The Executive Director Of The NH Citizens Alliance Makes The Case For Eliminating The Tipped Minimum Wage
Yesterday Kary Jencks testified to the NH House Labor committee in support of HB 1346 a bill to eliminate the tipped minimum wage. Below is her written testimony to the committee:
Submitted Testimony To The NH House Labor, Industrial and Rehabilitative Services Committee, January 19th, 2016.
Organization Background: New Hampshire Citizens Alliance (NHCA) is a 501(c)3 state wide non-profit, non-partisan organization devoted to social, economic, racial, and political justice. Our membership comprises over 20,000 Granite Staters from both sides of the aisle. After nearly 40 years NH Citizens Alliance continues to lead the movement for social and economic justice in the Granite State. We focus on creating a more engaged electorate through issue education, leadership development and voter engagement and mobilization. We work on local, state, and federal issues and have built a strong reputation for advocating for policies that invest in people over profits, including access to quality, affordable health care and smart budget investments.
Central to our work is a women’s economic justice framework. This is because women are central to our families and our economy. We know that more women than ever are working outside the home, heading households and leading in the workplace. Therefore, we must take action now to ensure that women have equal rights and receive fair treatment on the job, in health care and in the new economy.
Instead of limiting reproductive rights, voting rights and protecting outdated workplace policies that discriminate against women, our priority in New Hampshire is to guarantee full and fair opportunities for women in the new economy and take care of their families.
NHCA Testimony in SUPPORT of HB 1346:
- New Hampshire must begin to Stand with the women and families who are working hard every day trying to meet the basic needs of their children. In the restaurant industry this scenario is especially true for women where nationally 66% of tipped workers are women and 21% of tipped workers in New Hampshire are parents.
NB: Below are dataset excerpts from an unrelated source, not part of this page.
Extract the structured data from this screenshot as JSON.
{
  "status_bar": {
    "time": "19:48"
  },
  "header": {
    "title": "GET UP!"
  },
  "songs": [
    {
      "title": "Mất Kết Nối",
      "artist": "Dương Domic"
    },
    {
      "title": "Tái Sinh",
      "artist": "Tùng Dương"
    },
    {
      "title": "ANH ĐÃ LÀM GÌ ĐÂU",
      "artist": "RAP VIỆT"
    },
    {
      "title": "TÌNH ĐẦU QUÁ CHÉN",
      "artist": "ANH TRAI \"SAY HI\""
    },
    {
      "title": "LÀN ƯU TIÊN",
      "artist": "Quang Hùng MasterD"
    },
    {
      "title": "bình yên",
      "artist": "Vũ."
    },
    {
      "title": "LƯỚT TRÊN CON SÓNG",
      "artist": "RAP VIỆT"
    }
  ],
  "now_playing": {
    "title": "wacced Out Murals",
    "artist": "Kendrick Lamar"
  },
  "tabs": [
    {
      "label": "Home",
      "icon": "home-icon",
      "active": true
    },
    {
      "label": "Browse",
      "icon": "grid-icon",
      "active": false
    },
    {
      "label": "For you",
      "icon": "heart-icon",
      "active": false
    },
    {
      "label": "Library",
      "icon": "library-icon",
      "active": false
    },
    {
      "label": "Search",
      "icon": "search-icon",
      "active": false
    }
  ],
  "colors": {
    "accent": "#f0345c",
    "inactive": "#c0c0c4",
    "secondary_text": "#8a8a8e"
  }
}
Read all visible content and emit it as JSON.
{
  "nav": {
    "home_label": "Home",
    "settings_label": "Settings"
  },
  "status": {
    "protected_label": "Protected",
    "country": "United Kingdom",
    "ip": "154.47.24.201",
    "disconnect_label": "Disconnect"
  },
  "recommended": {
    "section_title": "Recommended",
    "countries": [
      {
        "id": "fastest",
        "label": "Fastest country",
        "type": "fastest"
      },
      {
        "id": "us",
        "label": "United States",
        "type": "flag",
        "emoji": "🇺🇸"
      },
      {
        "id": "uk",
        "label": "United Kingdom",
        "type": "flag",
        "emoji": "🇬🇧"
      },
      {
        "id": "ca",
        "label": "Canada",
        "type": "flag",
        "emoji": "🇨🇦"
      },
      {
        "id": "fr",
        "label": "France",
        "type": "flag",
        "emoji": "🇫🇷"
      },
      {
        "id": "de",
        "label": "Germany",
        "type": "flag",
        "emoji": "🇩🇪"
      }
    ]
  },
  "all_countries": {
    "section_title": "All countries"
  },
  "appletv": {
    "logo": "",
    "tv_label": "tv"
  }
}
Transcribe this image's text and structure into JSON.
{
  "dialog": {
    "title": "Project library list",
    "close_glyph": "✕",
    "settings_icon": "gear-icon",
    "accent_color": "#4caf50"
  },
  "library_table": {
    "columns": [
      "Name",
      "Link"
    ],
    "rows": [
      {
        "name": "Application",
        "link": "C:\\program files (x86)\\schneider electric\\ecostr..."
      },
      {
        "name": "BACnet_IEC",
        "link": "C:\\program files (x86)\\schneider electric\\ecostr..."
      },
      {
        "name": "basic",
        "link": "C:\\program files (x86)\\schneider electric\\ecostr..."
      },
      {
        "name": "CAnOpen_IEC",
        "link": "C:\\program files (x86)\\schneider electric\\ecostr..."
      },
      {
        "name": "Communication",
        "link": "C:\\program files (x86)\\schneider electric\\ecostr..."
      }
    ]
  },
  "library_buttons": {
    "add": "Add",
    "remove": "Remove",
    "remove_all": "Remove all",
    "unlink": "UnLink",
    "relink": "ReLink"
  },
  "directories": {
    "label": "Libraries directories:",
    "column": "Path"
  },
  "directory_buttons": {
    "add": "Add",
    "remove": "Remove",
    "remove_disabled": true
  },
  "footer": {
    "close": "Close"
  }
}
- Since the majority of tipped waged workers are women and mothers providing for their families, paying them a sub-minimum wage is supporting legislated pay inequity thus perpetuating the gender equity gap. New Hampshire can do better for working women and their families.
- Furthermore, sub-minimum wage requires tipped workers to garner the bulk of their wages from gratuities. This system often results in women having to simply “shut up and put up” with harassment on the job to secure their income. The restaurant industry accounts for 37% of sexual harassment claims. New Hampshire can do better for working women and stop supporting the view that sexual harassment is a huge Human Resource issue in every other work setting except in the restaurant industry where it is viewed as “part of the job.”
- Tipped workers live in poverty at more than twice the rate of the workforce in New Hampshire. This results in 7% of New Hampshire tipped restaurant workers using food stamps and an $8,731,054 annual cost to New Hampshire tax payers of tipped restaurant workers in New Hampshire relying on food stamps and Medicaid. Meanwhile the House will soon debate how to cover much needed reauthorization of Medicaid expansion. The biggest issue for reauthorization is the 10% of the total cost the state of New Hampshire will be required to cover. Let’s pay our workers the worth of their jobs and move New Hampshire women and families off of public assistance; saving our tax payer dollars and in turn allowing our state to cover its 10% share to provide critical health coverage to those who need it most.
- Please Stand with Women and New Hampshire Families and vote HB 1346 Ought to Pass.
Thank you for your time and dedication to New Hampshire.